Israeli Stocks Alarum and REE Plunge Over 50% Amid Negative Reports and Legal Troubles

Globes
Translated & summarized from Globes by baba
The story · English

Two Israeli stocks, Alarum and REE, sharply declined at the start of the trading week on Wall Street following recent negative news. Alarum's shares fell over 50% in pre-market trading to a 3.5-year low, wiping out approximately $25 million in market value. The company, which also trades on the Tel Aviv Stock Exchange, saw increased local trading after a sharp drop on Friday, coinciding with the U.S. Independence Day holiday when Wall Street was closed. Alarum, led by Shahar Daniel, operates in data collection and recently disclosed an FBI investigation into its subsidiary NetNut. The probe concerns allegations that NetNut may have connected internet-enabled household devices like TVs and smartphones to a network used to mask users’ locations without owners' consent. Alarum emphasized its full cooperation with law enforcement and commitment to investigating any misuse of its infrastructure. The company also reported disruptions in some services due to seized domains linked to its subsidiary, warning of potential significant operational impacts if issues persist.

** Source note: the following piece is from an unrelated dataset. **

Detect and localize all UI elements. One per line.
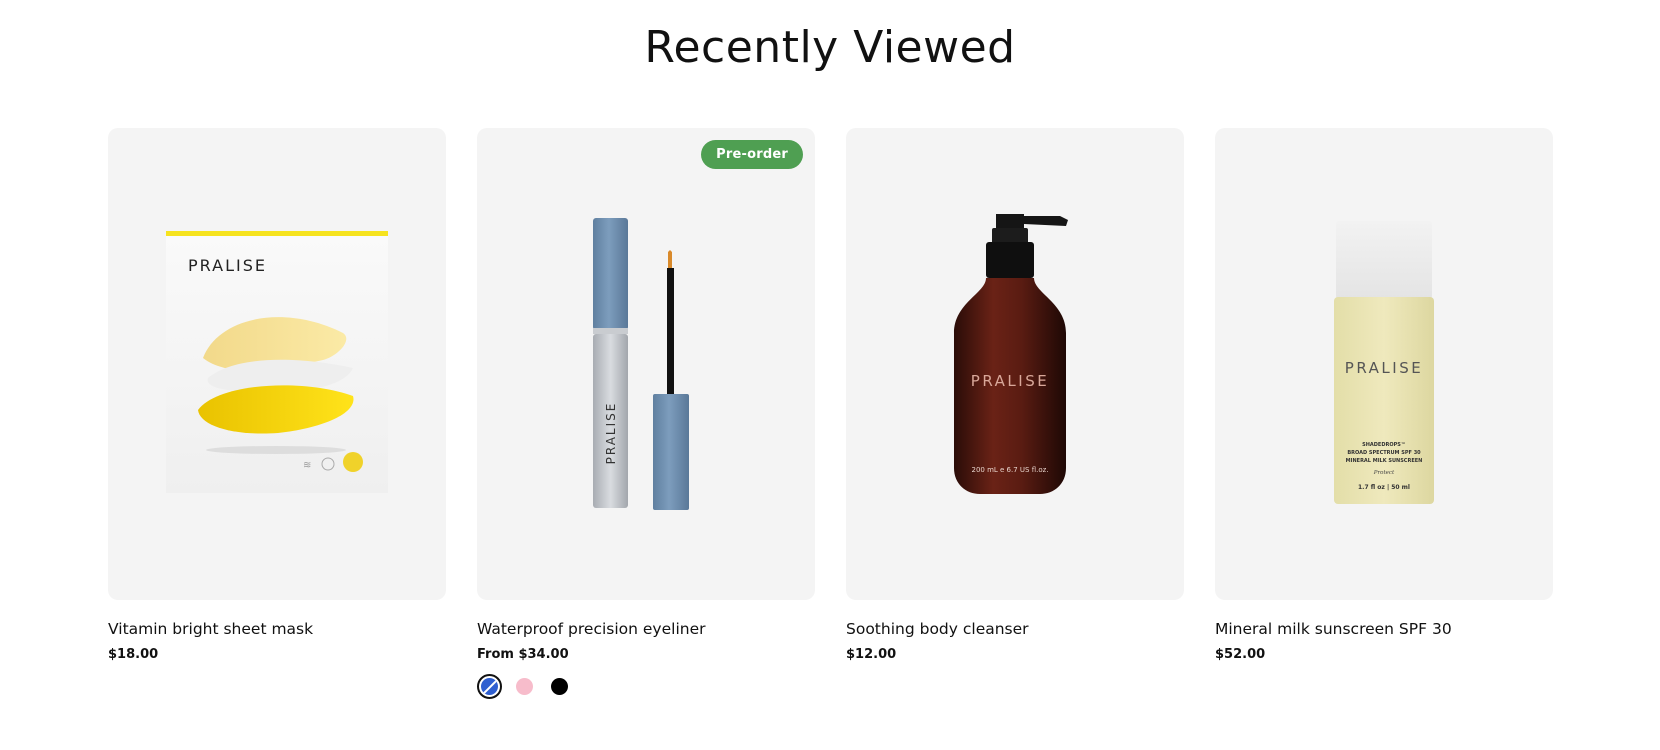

Meanwhile, REE revealed on Monday that it filed for a stay of proceedings at the Tel Aviv District Court following a report issued the previous day. REE’s stock is expected to be delisted from Nasdaq on Tuesday after failing to meet continued listing requirements due to its share price falling below one dollar. The stock plunged 51% in pre-market trading. Since going public nearly five years ago, REE has lost 99.8% of its market value, dropping from $3.1 billion to about $6.1 million. The company owes over 51 million shekels to employees and other creditors. In its court filing, REE cited a severe cash flow crisis and insolvency caused by several external factors, including geopolitical tensions such as the war in Israel and operations against Iran, U.S. tariffs imposed during the Trump administration, deteriorating capital-raising ability, and its capital-intensive business model.